Perché eccedere in realtà vuole dire “uscire e ripararsi fuori”, ripiegare sulla propria fragilità, cedere su di essa e trovare in quello smarrimento, in quella frana di ciò che ti ha sempre trattenuto, un nuovo punto d’appoggio, un nuovo equilibrio, la giusta proporzione per misurarti col mondo, per scoprire che non sei così piccolo come temevi ma che in realtà sei stato creato in vista di qualcosa che val al di là di questo mondo. A misurare davvero il tuo viaggio non è il numero di scarpe che porti, ma quanto è grande il cuore che ti urla gentile in petto e che neppure tu puoi scegliere di fermare.

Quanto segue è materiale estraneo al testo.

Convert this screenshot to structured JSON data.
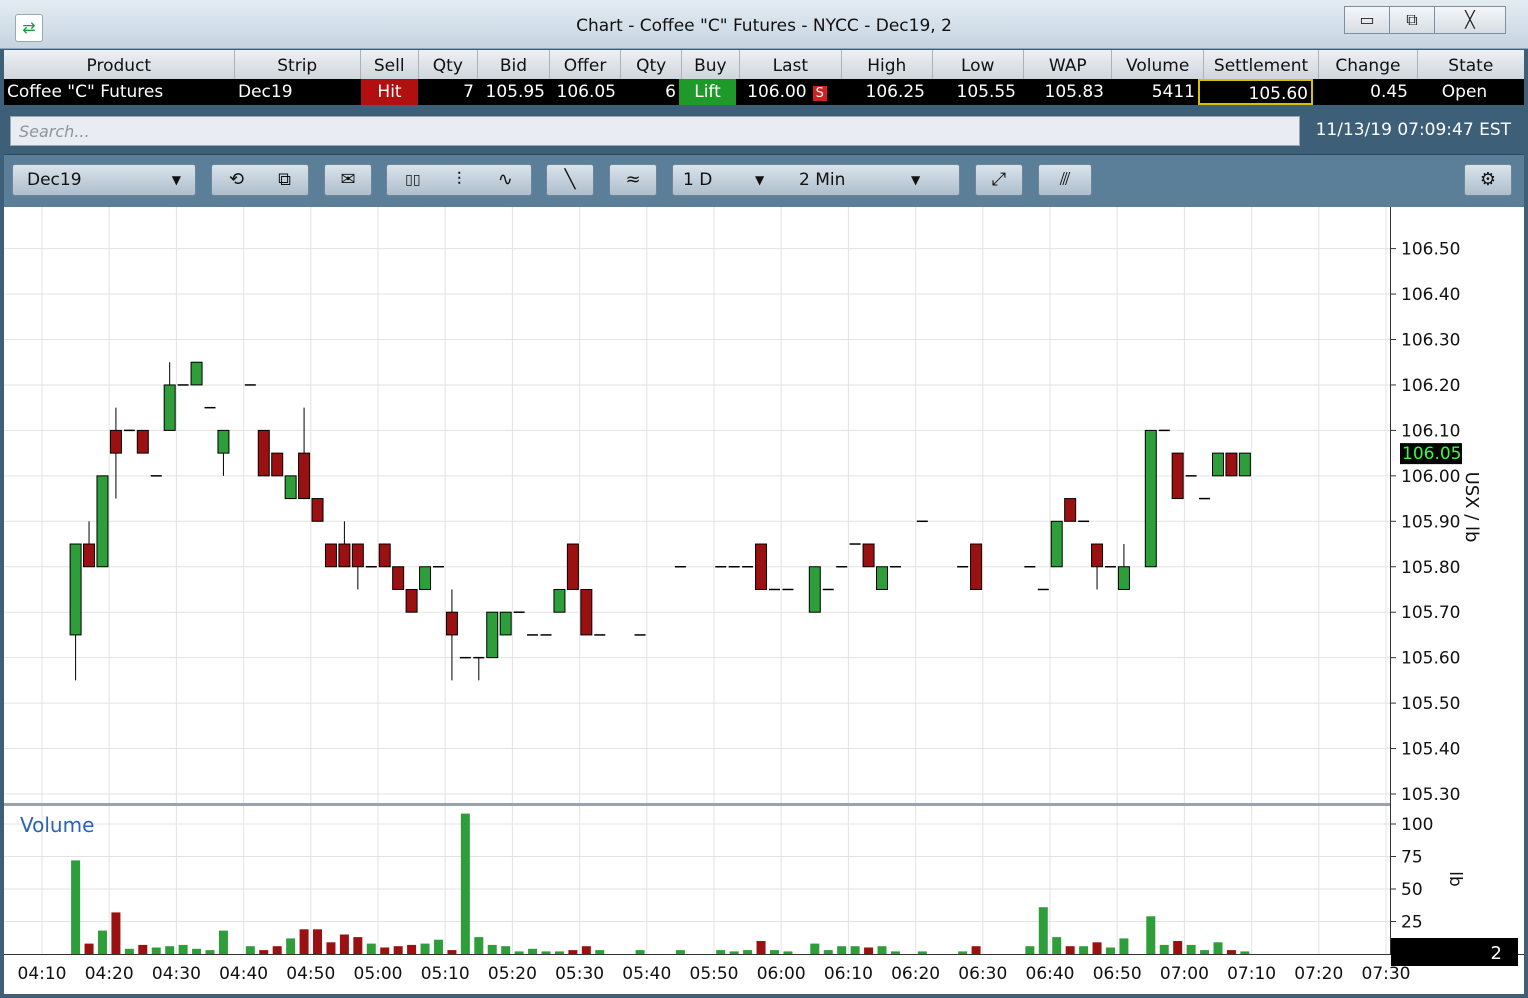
{
  "window": {
    "title": "Chart - Coffee \"C\" Futures - NYCC - Dec19, 2",
    "app_icon": "swap-arrows-icon",
    "buttons": [
      "minimize-icon",
      "maximize-icon",
      "close-icon"
    ],
    "minimize_glyph": "▭",
    "maximize_glyph": "⧉",
    "close_glyph": "╳"
  },
  "quote": {
    "headers": [
      "Product",
      "Strip",
      "Sell",
      "Qty",
      "Bid",
      "Offer",
      "Qty",
      "Buy",
      "Last",
      "High",
      "Low",
      "WAP",
      "Volume",
      "Settlement",
      "Change",
      "State"
    ],
    "product": "Coffee \"C\" Futures",
    "strip": "Dec19",
    "sell_label": "Hit",
    "bid_qty": "7",
    "bid": "105.95",
    "offer": "106.05",
    "offer_qty": "6",
    "buy_label": "Lift",
    "last": "106.00",
    "last_flag": "S",
    "high": "106.25",
    "low": "105.55",
    "wap": "105.83",
    "volume": "5411",
    "settlement": "105.60",
    "change": "0.45",
    "state": "Open"
  },
  "search": {
    "placeholder": "Search..."
  },
  "clock": "11/13/19 07:09:47 EST",
  "toolbar": {
    "strip_select": "Dec19",
    "range_select": "1 D",
    "interval_select": "2 Min",
    "dropdown_glyph": "▼",
    "icons": [
      "undo-icon",
      "detach-icon",
      "envelope-chart-icon",
      "candlestick-icon",
      "ohlc-bar-icon",
      "line-chart-icon",
      "draw-line-icon",
      "study-icon",
      "fit-screen-icon",
      "volume-profile-icon",
      "settings-gear-icon"
    ],
    "glyphs": {
      "undo": "⟲",
      "detach": "⧉",
      "envelope": "✉",
      "candle": "▯▯",
      "ohlc": "⫶",
      "line": "∿",
      "draw": "╲",
      "study": "≈",
      "fit": "⤢",
      "profile": "⫻",
      "gear": "⚙"
    }
  },
  "colors": {
    "up": "#2e9e3a",
    "down": "#9b1111",
    "grid": "#e3e3e3",
    "last_badge_bg": "#000000",
    "last_badge_fg": "#33ff33"
  },
  "chart_data": {
    "type": "candlestick",
    "x_tick_labels": [
      "04:10",
      "04:20",
      "04:30",
      "04:40",
      "04:50",
      "05:00",
      "05:10",
      "05:20",
      "05:30",
      "05:40",
      "05:50",
      "06:00",
      "06:10",
      "06:20",
      "06:30",
      "06:40",
      "06:50",
      "07:00",
      "07:10",
      "07:20",
      "07:30"
    ],
    "price_axis": {
      "label": "USX / lb",
      "ylim": [
        105.25,
        106.55
      ],
      "ticks": [
        "106.50",
        "106.40",
        "106.30",
        "106.20",
        "106.10",
        "106.00",
        "105.90",
        "105.80",
        "105.70",
        "105.60",
        "105.50",
        "105.40",
        "105.30"
      ],
      "last_price_badge": "106.05"
    },
    "volume_panel": {
      "title": "Volume",
      "axis_label": "lb",
      "ylim": [
        0,
        108
      ],
      "ticks": [
        "100",
        "75",
        "50",
        "25"
      ],
      "badge": "2"
    },
    "bars": [
      {
        "t": "04:15",
        "o": 105.65,
        "h": 105.85,
        "l": 105.55,
        "c": 105.85,
        "v": 72
      },
      {
        "t": "04:17",
        "o": 105.85,
        "h": 105.9,
        "l": 105.8,
        "c": 105.8,
        "v": 8
      },
      {
        "t": "04:19",
        "o": 105.8,
        "h": 106.0,
        "l": 105.8,
        "c": 106.0,
        "v": 18
      },
      {
        "t": "04:21",
        "o": 106.1,
        "h": 106.15,
        "l": 105.95,
        "c": 106.05,
        "v": 32
      },
      {
        "t": "04:23",
        "o": 106.1,
        "h": 106.1,
        "l": 106.1,
        "c": 106.1,
        "v": 4
      },
      {
        "t": "04:25",
        "o": 106.1,
        "h": 106.1,
        "l": 106.05,
        "c": 106.05,
        "v": 7
      },
      {
        "t": "04:27",
        "o": 106.0,
        "h": 106.0,
        "l": 106.0,
        "c": 106.0,
        "v": 5
      },
      {
        "t": "04:29",
        "o": 106.1,
        "h": 106.25,
        "l": 106.1,
        "c": 106.2,
        "v": 6
      },
      {
        "t": "04:31",
        "o": 106.2,
        "h": 106.2,
        "l": 106.2,
        "c": 106.2,
        "v": 7
      },
      {
        "t": "04:33",
        "o": 106.2,
        "h": 106.25,
        "l": 106.2,
        "c": 106.25,
        "v": 4
      },
      {
        "t": "04:35",
        "o": 106.15,
        "h": 106.15,
        "l": 106.15,
        "c": 106.15,
        "v": 3
      },
      {
        "t": "04:37",
        "o": 106.05,
        "h": 106.1,
        "l": 106.0,
        "c": 106.1,
        "v": 18
      },
      {
        "t": "04:41",
        "o": 106.2,
        "h": 106.2,
        "l": 106.2,
        "c": 106.2,
        "v": 6
      },
      {
        "t": "04:43",
        "o": 106.1,
        "h": 106.1,
        "l": 106.0,
        "c": 106.0,
        "v": 3
      },
      {
        "t": "04:45",
        "o": 106.05,
        "h": 106.05,
        "l": 106.0,
        "c": 106.0,
        "v": 6
      },
      {
        "t": "04:47",
        "o": 105.95,
        "h": 106.0,
        "l": 105.95,
        "c": 106.0,
        "v": 12
      },
      {
        "t": "04:49",
        "o": 106.05,
        "h": 106.15,
        "l": 105.95,
        "c": 105.95,
        "v": 19
      },
      {
        "t": "04:51",
        "o": 105.95,
        "h": 105.95,
        "l": 105.9,
        "c": 105.9,
        "v": 19
      },
      {
        "t": "04:53",
        "o": 105.85,
        "h": 105.85,
        "l": 105.8,
        "c": 105.8,
        "v": 9
      },
      {
        "t": "04:55",
        "o": 105.85,
        "h": 105.9,
        "l": 105.8,
        "c": 105.8,
        "v": 15
      },
      {
        "t": "04:57",
        "o": 105.85,
        "h": 105.85,
        "l": 105.75,
        "c": 105.8,
        "v": 13
      },
      {
        "t": "04:59",
        "o": 105.8,
        "h": 105.8,
        "l": 105.8,
        "c": 105.8,
        "v": 8
      },
      {
        "t": "05:01",
        "o": 105.85,
        "h": 105.85,
        "l": 105.8,
        "c": 105.8,
        "v": 5
      },
      {
        "t": "05:03",
        "o": 105.8,
        "h": 105.8,
        "l": 105.75,
        "c": 105.75,
        "v": 6
      },
      {
        "t": "05:05",
        "o": 105.75,
        "h": 105.75,
        "l": 105.7,
        "c": 105.7,
        "v": 7
      },
      {
        "t": "05:07",
        "o": 105.75,
        "h": 105.8,
        "l": 105.75,
        "c": 105.8,
        "v": 8
      },
      {
        "t": "05:09",
        "o": 105.8,
        "h": 105.8,
        "l": 105.8,
        "c": 105.8,
        "v": 11
      },
      {
        "t": "05:11",
        "o": 105.7,
        "h": 105.75,
        "l": 105.55,
        "c": 105.65,
        "v": 3
      },
      {
        "t": "05:13",
        "o": 105.6,
        "h": 105.6,
        "l": 105.6,
        "c": 105.6,
        "v": 108
      },
      {
        "t": "05:15",
        "o": 105.6,
        "h": 105.6,
        "l": 105.55,
        "c": 105.6,
        "v": 13
      },
      {
        "t": "05:17",
        "o": 105.6,
        "h": 105.7,
        "l": 105.6,
        "c": 105.7,
        "v": 7
      },
      {
        "t": "05:19",
        "o": 105.65,
        "h": 105.7,
        "l": 105.65,
        "c": 105.7,
        "v": 6
      },
      {
        "t": "05:21",
        "o": 105.7,
        "h": 105.7,
        "l": 105.7,
        "c": 105.7,
        "v": 2
      },
      {
        "t": "05:23",
        "o": 105.65,
        "h": 105.65,
        "l": 105.65,
        "c": 105.65,
        "v": 4
      },
      {
        "t": "05:25",
        "o": 105.65,
        "h": 105.65,
        "l": 105.65,
        "c": 105.65,
        "v": 2
      },
      {
        "t": "05:27",
        "o": 105.7,
        "h": 105.75,
        "l": 105.7,
        "c": 105.75,
        "v": 2
      },
      {
        "t": "05:29",
        "o": 105.85,
        "h": 105.85,
        "l": 105.75,
        "c": 105.75,
        "v": 3
      },
      {
        "t": "05:31",
        "o": 105.75,
        "h": 105.75,
        "l": 105.65,
        "c": 105.65,
        "v": 6
      },
      {
        "t": "05:33",
        "o": 105.65,
        "h": 105.65,
        "l": 105.65,
        "c": 105.65,
        "v": 3
      },
      {
        "t": "05:39",
        "o": 105.65,
        "h": 105.65,
        "l": 105.65,
        "c": 105.65,
        "v": 3
      },
      {
        "t": "05:45",
        "o": 105.8,
        "h": 105.8,
        "l": 105.8,
        "c": 105.8,
        "v": 3
      },
      {
        "t": "05:51",
        "o": 105.8,
        "h": 105.8,
        "l": 105.8,
        "c": 105.8,
        "v": 3
      },
      {
        "t": "05:53",
        "o": 105.8,
        "h": 105.8,
        "l": 105.8,
        "c": 105.8,
        "v": 2
      },
      {
        "t": "05:55",
        "o": 105.8,
        "h": 105.8,
        "l": 105.8,
        "c": 105.8,
        "v": 3
      },
      {
        "t": "05:57",
        "o": 105.85,
        "h": 105.85,
        "l": 105.75,
        "c": 105.75,
        "v": 10
      },
      {
        "t": "05:59",
        "o": 105.75,
        "h": 105.75,
        "l": 105.75,
        "c": 105.75,
        "v": 3
      },
      {
        "t": "06:01",
        "o": 105.75,
        "h": 105.75,
        "l": 105.75,
        "c": 105.75,
        "v": 2
      },
      {
        "t": "06:05",
        "o": 105.7,
        "h": 105.8,
        "l": 105.7,
        "c": 105.8,
        "v": 8
      },
      {
        "t": "06:07",
        "o": 105.75,
        "h": 105.75,
        "l": 105.75,
        "c": 105.75,
        "v": 3
      },
      {
        "t": "06:09",
        "o": 105.8,
        "h": 105.8,
        "l": 105.8,
        "c": 105.8,
        "v": 6
      },
      {
        "t": "06:11",
        "o": 105.85,
        "h": 105.85,
        "l": 105.85,
        "c": 105.85,
        "v": 6
      },
      {
        "t": "06:13",
        "o": 105.85,
        "h": 105.85,
        "l": 105.8,
        "c": 105.8,
        "v": 5
      },
      {
        "t": "06:15",
        "o": 105.75,
        "h": 105.8,
        "l": 105.75,
        "c": 105.8,
        "v": 6
      },
      {
        "t": "06:17",
        "o": 105.8,
        "h": 105.8,
        "l": 105.8,
        "c": 105.8,
        "v": 2
      },
      {
        "t": "06:21",
        "o": 105.9,
        "h": 105.9,
        "l": 105.9,
        "c": 105.9,
        "v": 2
      },
      {
        "t": "06:27",
        "o": 105.8,
        "h": 105.8,
        "l": 105.8,
        "c": 105.8,
        "v": 2
      },
      {
        "t": "06:29",
        "o": 105.85,
        "h": 105.85,
        "l": 105.75,
        "c": 105.75,
        "v": 6
      },
      {
        "t": "06:37",
        "o": 105.8,
        "h": 105.8,
        "l": 105.8,
        "c": 105.8,
        "v": 6
      },
      {
        "t": "06:39",
        "o": 105.75,
        "h": 105.75,
        "l": 105.75,
        "c": 105.75,
        "v": 36
      },
      {
        "t": "06:41",
        "o": 105.8,
        "h": 105.9,
        "l": 105.8,
        "c": 105.9,
        "v": 13
      },
      {
        "t": "06:43",
        "o": 105.95,
        "h": 105.95,
        "l": 105.9,
        "c": 105.9,
        "v": 6
      },
      {
        "t": "06:45",
        "o": 105.9,
        "h": 105.9,
        "l": 105.9,
        "c": 105.9,
        "v": 6
      },
      {
        "t": "06:47",
        "o": 105.85,
        "h": 105.85,
        "l": 105.75,
        "c": 105.8,
        "v": 9
      },
      {
        "t": "06:49",
        "o": 105.8,
        "h": 105.8,
        "l": 105.8,
        "c": 105.8,
        "v": 5
      },
      {
        "t": "06:51",
        "o": 105.75,
        "h": 105.85,
        "l": 105.75,
        "c": 105.8,
        "v": 12
      },
      {
        "t": "06:55",
        "o": 105.8,
        "h": 106.1,
        "l": 105.8,
        "c": 106.1,
        "v": 29
      },
      {
        "t": "06:57",
        "o": 106.1,
        "h": 106.1,
        "l": 106.1,
        "c": 106.1,
        "v": 7
      },
      {
        "t": "06:59",
        "o": 106.05,
        "h": 106.05,
        "l": 105.95,
        "c": 105.95,
        "v": 10
      },
      {
        "t": "07:01",
        "o": 106.0,
        "h": 106.0,
        "l": 106.0,
        "c": 106.0,
        "v": 7
      },
      {
        "t": "07:03",
        "o": 105.95,
        "h": 105.95,
        "l": 105.95,
        "c": 105.95,
        "v": 3
      },
      {
        "t": "07:05",
        "o": 106.0,
        "h": 106.05,
        "l": 106.0,
        "c": 106.05,
        "v": 9
      },
      {
        "t": "07:07",
        "o": 106.05,
        "h": 106.05,
        "l": 106.0,
        "c": 106.0,
        "v": 3
      },
      {
        "t": "07:09",
        "o": 106.0,
        "h": 106.05,
        "l": 106.0,
        "c": 106.05,
        "v": 2
      }
    ]
  }
}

Ecco il mio consiglio, allora. Sii eccessivo, ma per davvero. Ferma le tue scarpe e lascia correre il tuo cuore. Vivi la tua vita e ti ritroverai qualcosa di più grande della tua vita stessa. Esci fuori da questo mondo di cattive notizie e strade a senso unico. Trova la tua strada e torna a casa.

Perché anche se spesso non ce ne rendiamo conto, in questa vita siamo tutti, ognuno a modo suo, studenti fuori sede in attesa che finisca la sessione estiva. In attesa di tornare a casa.